## Practical Activity Classification using Neural Network

### 1 Practical Activity (Week 8)

#### 1.1 Classification Using Neural Networks

This notebook is an exercise for developing a Neural Network (NN) classifier for predicting presence of diabetes in patients.

#### 1.2 Task

Our aim is to build a classification model to predict diabetes. We will be using the diabetes dataset which contains 768 observations and 9 variables, as below.
- Pregnancies: Number of times pregnant.
- Glucose: Plasma glucose concentration.
- BloodPressure: Diastolic blood pressure (mm Hg).
- SkinThickness: Skinfold thickness (mm).
- Insulin: Hour serum insulin (mu U/ml).
- BMI: Basal metabolic rate (weight in kg/height in m).
- DiabetesPedigreeFunction: Diabetes pedigree function.
- Age: Age in years.
- Outcome: "1" represents the presence of diabetes while "0" represents the absence of it.

The dataset is available here:

👉 [kaggle](https://www.kaggle.com/datasets/uciml/pima-indians-diabetes-database)

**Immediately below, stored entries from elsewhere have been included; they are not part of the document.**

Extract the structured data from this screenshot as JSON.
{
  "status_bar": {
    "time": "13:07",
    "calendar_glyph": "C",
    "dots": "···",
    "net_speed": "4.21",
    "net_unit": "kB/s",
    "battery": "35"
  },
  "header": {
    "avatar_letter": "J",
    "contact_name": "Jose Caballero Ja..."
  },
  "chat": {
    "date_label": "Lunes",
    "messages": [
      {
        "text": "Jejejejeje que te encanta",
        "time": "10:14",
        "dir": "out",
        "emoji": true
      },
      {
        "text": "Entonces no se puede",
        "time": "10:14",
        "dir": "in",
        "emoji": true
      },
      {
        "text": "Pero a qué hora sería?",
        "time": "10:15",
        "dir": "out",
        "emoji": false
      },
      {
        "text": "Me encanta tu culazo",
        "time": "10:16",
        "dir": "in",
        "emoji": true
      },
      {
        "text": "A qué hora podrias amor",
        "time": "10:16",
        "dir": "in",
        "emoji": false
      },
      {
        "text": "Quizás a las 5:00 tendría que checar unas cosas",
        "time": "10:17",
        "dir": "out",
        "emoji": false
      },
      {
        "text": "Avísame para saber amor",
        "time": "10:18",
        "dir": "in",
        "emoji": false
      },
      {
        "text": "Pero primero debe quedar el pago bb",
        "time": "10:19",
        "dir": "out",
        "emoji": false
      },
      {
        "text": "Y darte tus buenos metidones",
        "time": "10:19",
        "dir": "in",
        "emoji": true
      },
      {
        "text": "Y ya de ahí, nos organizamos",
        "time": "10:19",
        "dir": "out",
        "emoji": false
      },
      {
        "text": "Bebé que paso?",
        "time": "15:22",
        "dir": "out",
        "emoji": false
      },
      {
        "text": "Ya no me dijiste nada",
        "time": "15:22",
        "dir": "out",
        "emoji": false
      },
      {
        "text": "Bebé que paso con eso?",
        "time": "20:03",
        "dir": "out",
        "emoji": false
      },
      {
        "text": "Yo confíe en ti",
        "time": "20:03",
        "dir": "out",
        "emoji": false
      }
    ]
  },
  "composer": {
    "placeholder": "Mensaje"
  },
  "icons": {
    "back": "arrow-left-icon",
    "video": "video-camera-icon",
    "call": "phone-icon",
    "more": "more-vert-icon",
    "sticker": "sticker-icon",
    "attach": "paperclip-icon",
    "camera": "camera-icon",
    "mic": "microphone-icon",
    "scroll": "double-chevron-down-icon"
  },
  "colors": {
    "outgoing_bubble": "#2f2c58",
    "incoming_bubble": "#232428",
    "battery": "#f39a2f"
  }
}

#### 1.3 Evaluation Metric

We will evaluate the performance of the model using accuracy, which represents the percentage of correctly classified samples.

##### 1.3.1 Step 1 - Loading the required libraries and modules

In [9]:
# Import required libraries
import pandas as pd
import numpy as np
import matplotlib.pyplot as plt
import sklearn
from sklearn.neural_network import MLPClassifier
from sklearn.model_selection import train_test_split, GridSearchCV
from sklearn.metrics import accuracy_score

##### 1.3.2 Step 2 - Reading the data and performing basic data checks.

In [None]:
# Reading the data and performing basic data checks.
df = pd.read_csv("diabetes.csv")

print(df.shape)

df.describe()

(768, 9)


Unnamed: 0,Pregnancies,Glucose,BloodPressure,SkinThickness,Insulin,BMI,DiabetesPedigreeFunction,Age,Outcome
count,768.0,768.0,768.0,768.0,768.0,768.0,768.0,768.0,768.0
mean,3.845052,120.894531,69.105469,20.536458,79.799479,31.992578,0.471876,33.240885,0.348958
std,3.369578,31.972618,19.355807,15.952218,115.244002,7.88416,0.331329,11.760232,0.476951
min,0.0,0.0,0.0,0.0,0.0,0.0,0.078,21.0,0.0
25%,1.0,99.0,62.0,0.0,0.0,27.3,0.24375,24.0,0.0
50%,3.0,117.0,72.0,23.0,30.5,32.0,0.3725,29.0,0.0
75%,6.0,140.25,80.0,32.0,127.25,36.6,0.62625,41.0,1.0
max,17.0,199.0,122.0,99.0,846.0,67.1,2.42,81.0,1.0


In [3]:
df.head()

Unnamed: 0,Pregnancies,Glucose,BloodPressure,SkinThickness,Insulin,BMI,DiabetesPedigreeFunction,Age,Outcome
0,6,148,72,35,0,33.6,0.627,50,1
1,1,85,66,29,0,26.6,0.351,31,0
2,8,183,64,0,0,23.3,0.672,32,1
3,1,89,66,23,94,28.1,0.167,21,0
4,0,137,40,35,168,43.1,2.288,33,1


In the above summary for the 'Outcome' variable, we observe that the mean value is 0.35, which means that around 35% of the observations in the dataset have diabetes.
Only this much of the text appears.